Early in the trial of Woods, Hatcher and Colbert, jurors learned that Smoot, who had previously been described as an inmate prone to giving corrections officers problems, was in fact an informant who told police about inmates who continued illegal activity behind bars. Nothing was made of the revelation, since neither defense attorneys nor prosecutors saw it as a factor in Smoot's death. What happened to Smoot appears to be the result of one incident that spiraled rapidly and tragically out of control.

FOR THE RECORD - A column by Gregory Kane in Saturday's editions and an article in Monday's editions misspelled the name of correctional officer Kandis Harlee, who testified against another officer in the stomping death of a detainee.
The Sun regrets the error.

Baltimore Circuit Judge John M. Glynn last week squashed defense attorneys' objections that prosecutors hadn't turned over some evidence to them. Prosecutors not turning over potentially exculpatory evidence is known as a "Brady violation." I asked Margaret Mead, Woods' attorney, if one had been committed in the trial.

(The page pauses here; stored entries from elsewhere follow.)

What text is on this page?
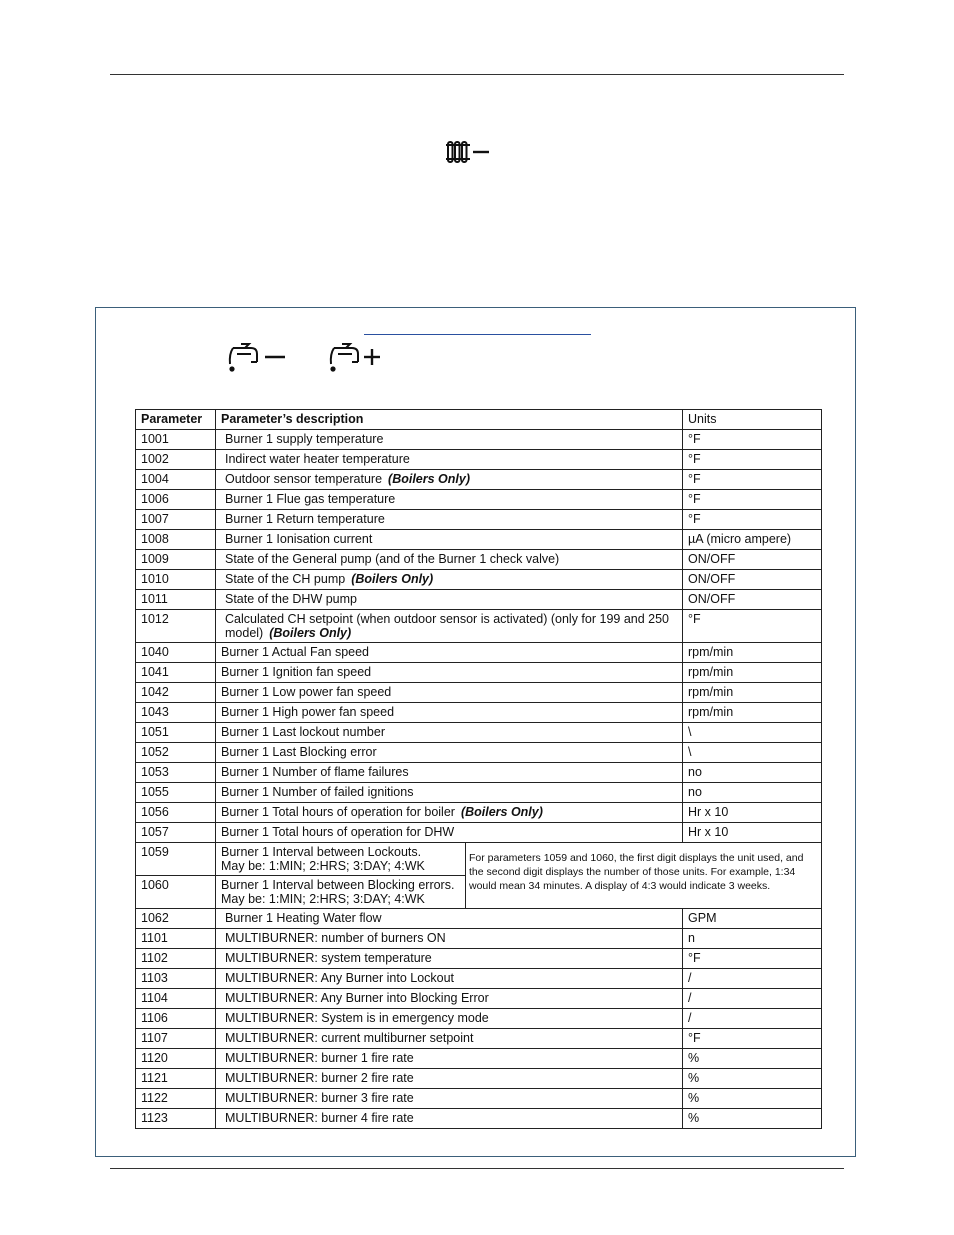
Parameter	Parameter’s description		Units
1001	Burner 1 supply temperature		°F
1002	Indirect water heater temperature		°F
1004	Outdoor sensor temperature (Boilers Only)		°F
1006	Burner 1 Flue gas temperature		°F
1007	Burner 1 Return temperature		°F
1008	Burner 1 Ionisation current		µA (micro ampere)
1009	State of the General pump (and of the Burner 1 check valve)		ON/OFF
1010	State of the CH pump (Boilers Only)		ON/OFF
1011	State of the DHW pump		ON/OFF
1012	Calculated CH setpoint (when outdoor sensor is activated) (only for 199 and 250 model) (Boilers Only)		°F
1040	Burner 1 Actual Fan speed		rpm/min
1041	Burner 1 Ignition fan speed		rpm/min
1042	Burner 1 Low power fan speed		rpm/min
1043	Burner 1 High power fan speed		rpm/min
1051	Burner 1 Last lockout number		\
1052	Burner 1 Last Blocking error		\
1053	Burner 1 Number of flame failures		no
1055	Burner 1 Number of failed ignitions		no
1056	Burner 1 Total hours of operation for boiler (Boilers Only)		Hr x 10
1057	Burner 1 Total hours of operation for DHW		Hr x 10
1059	Burner 1 Interval between Lockouts.
May be: 1:MIN; 2:HRS; 3:DAY; 4:WK	For parameters 1059 and 1060, the first digit displays the unit used, and the second digit displays the number of those units. For example, 1:34 would mean 34 minutes. A display of 4:3 would indicate 3 weeks.	
1060	Burner 1 Interval between Blocking errors.
May be: 1:MIN; 2:HRS; 3:DAY; 4:WK		

1062	Burner 1 Heating Water flow		GPM
1101	MULTIBURNER: number of burners ON		n
1102	MULTIBURNER: system temperature		°F
1103	MULTIBURNER: Any Burner into Lockout		/
1104	MULTIBURNER: Any Burner into Blocking Error		/
1106	MULTIBURNER: System is in emergency mode		/
1107	MULTIBURNER: current multiburner setpoint		°F
1120	MULTIBURNER: burner 1 fire rate		%
1121	MULTIBURNER: burner 2 fire rate		%
1122	MULTIBURNER: burner 3 fire rate		%
1123	MULTIBURNER: burner 4 fire rate		%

"It's our argument that it has been," she answered.

It's an argument that didn't sway Glynn. The issue, according to Joseph Sviatko, a spokesman for the state's attorney's office, was whether the defense was entitled to the work notes of a blood expert who testified.

"Glynn ruled that the expert's final conclusions were turned over," Sviatko said. "He also ruled that the information was there for the defense attorneys if they wanted it."

So two things that had the potential of being very controversial - Smoot being an informant and an alleged Brady violation - turned out to be things considerably less than tempests in the proverbial teapot. Not so with the testimony of some former Central Booking corrections officers who were fired in the aftermath of Smoot's death.

Robert Hudley, a former corrections lieutenant, testified Wednesday. He said he lied in his original statement of May 15, 2005 - the day after Smoot was beaten - when the commissioner of corrections and the warden of Central Booking interviewed him and seven other corrections officers, at least five of whom have been fired. Woods was one of the officers interviewed.

In the original interview, Hudley couldn't remember which officers beat Smoot. Later, he fingered Woods and Hatcher. He repeated the accusation in court this week. There is one thing in Hudley's original interview to keep in mind. The night Smoot was beaten, things were "chaotic."

Kene Jones, another former Central Booking corrections officer who was fired as a result of Smoot's death, stuck to her original story in court: She couldn't identify any corrections officers beating Smoot then, and she can't identify them now.

Oh, and things were "chaotic."

Kandis Hurlee got her turn on the hot seat yesterday. Hurlee was an eight-year veteran when she was fired. Mead spent much of the afternoon grilling Hurlee about what she remembered from her statement and what she didn't.

"I don't remember saying some of this," Hurlee said as she read a copy of her May 15, 2005, interview. "The way this conversation is worded, that's not how I remember it. The word `detainee' - that's not even a word I would use."

But you can guess which word Hurlee did use in her interview, can't you?

Chaotic.

It sounds like the "lithe and fierce, like a tiger" syndrome all over again. Anyone remember the 1969 film Z? The plot is about the assassination of a prominent political figure in which several high-ranking police officials are complicit. The assassination is done in public, and all involved describe the attacker making his getaway by leaping, "lithe and fierce, like a tiger," on to a truck.

No wonder defense attorneys are alleging that some members of a clique of Central Booking corrections officers got together at a party to finger their clients as Smoot's assailants. Sviatko said that the witnesses - all testifying for the state - even alluded to a "clique" and seemed to have, like Hurlee, memory problems.

"They `cannot recall,'" Sviatko said. "They talked about `the clique.' So they weren't at the party where apparently everybody got their stories straight."

It remains to be seen what the jury will make of this testimony. But the bad news for prosecutors is that the defense hasn't even had its turn at bat yet.

When it does, things might really get chaotic.